Terlepas dari lamunan, kusadari waktuku tidak banyak, harus bergerak cepat supaya tidak terlalu larut. Sekarang pukul tiga lebih lima, kulihat ada musholla kecil tepat di belakangku. Kuputuskan berbalik mendatanginya. Untunglah aku masih memiliki pegangan yang satu ini. Keyakinan akan kebutuhan untuk beribadah.

Beberapa saat setelah kewajiban ini kutunaikan, ada kelegaan yang luar biasa. Semua kesempitan yang berputar-putar di dada beberapa saat yang lalu menjadi lapang begitu saja. Aku tak tahu mengapa. Duduk di teras musholla yang sunyi ini melupakan penyesalanku beberapa saat yang lalu. Tapi, meski di sini sangat damai, dibanding di luar sana yang dipenuhi keributan, aku harus bergegas. Kembali kukenakan sepatu usangku dan kusangklukkan kembali tas kosong yang sengaja kubawa sebagai penyeimbang. Kerena kupikir akan aneh jika bepergian jauh tanpa membawa apa-apa.

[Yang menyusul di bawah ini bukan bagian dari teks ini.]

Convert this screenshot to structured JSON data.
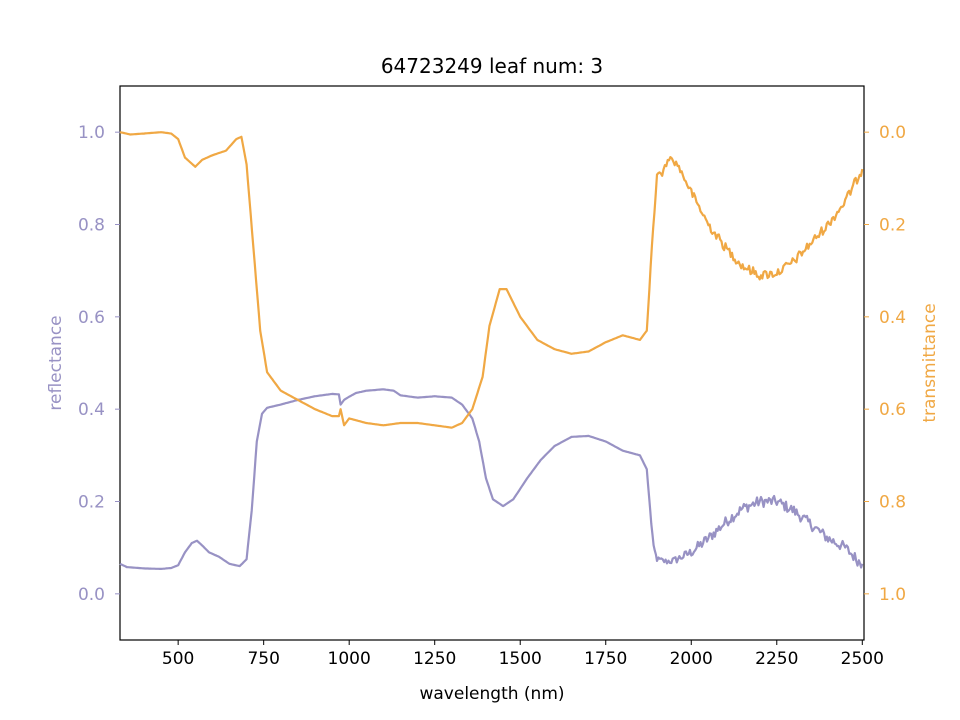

Kembali ke trotoar jalan, aku ingin cepat-cepat meninggalkan tempat ini. Beberapa orang di sini kupikir juga berpikiran hal yang sama, ingin segera mendapat tumpangan dan pergi ke tempat tujuannya masing-masing. Hanya saja beberapa saat menunggu, belum juga kunjung datang bus arah jurusan yang kutuju. Masih berdiri, pikiranku berubah ketika melihat pedagang kaki lima yang menjual sandal bakiyak agak jauh di seberang jalan sana. Aku teringat pesanan orang kepadaku kemarin ketika kukabarkan perjalanan ini. Kuseberangi jalan dengan hati-hati karena kendaraan yang melintas sangat ramai, berbeda jauh dengan dulu. Jalanan kosong dari kendaran untuk satu menit saja tak mungkin dijumpai saat ini.

Ada banyak model bakiya yang tidak bisa kupastikan kenyamanannya karena tidak bisa kucoba. Karena aku sendiri ogah untuk membuka tali sepatu yang sudah kuikat erat tadi. Sedikit kebingungan, kupilih yang terlihat bagus meski aku tahu yang terlihat bagus belum tentu terasa bagus.

Segera ku palingkan tubuh dan melayangkan pandangan mecari bus yang harus kutumpangi. Seketika terbelalak melihat satu bus yang seharusnya kutumpangi telah melaju kencang. Aku terlambat. Kali ini aku benar-benar menyadari perkataan Pak Edward beberapa hari yang lalu kalau hal inilah salah satu dari sekian banyak hal yang membedakan negeri maju dan negeri berkembang. Di negeriku ini masih belum jelas jam keberangkatan dan pemberhentian bus-bus angkutan umum, apalagi di kota-kota kecil seperti di mana tempatku berdiri saat ini.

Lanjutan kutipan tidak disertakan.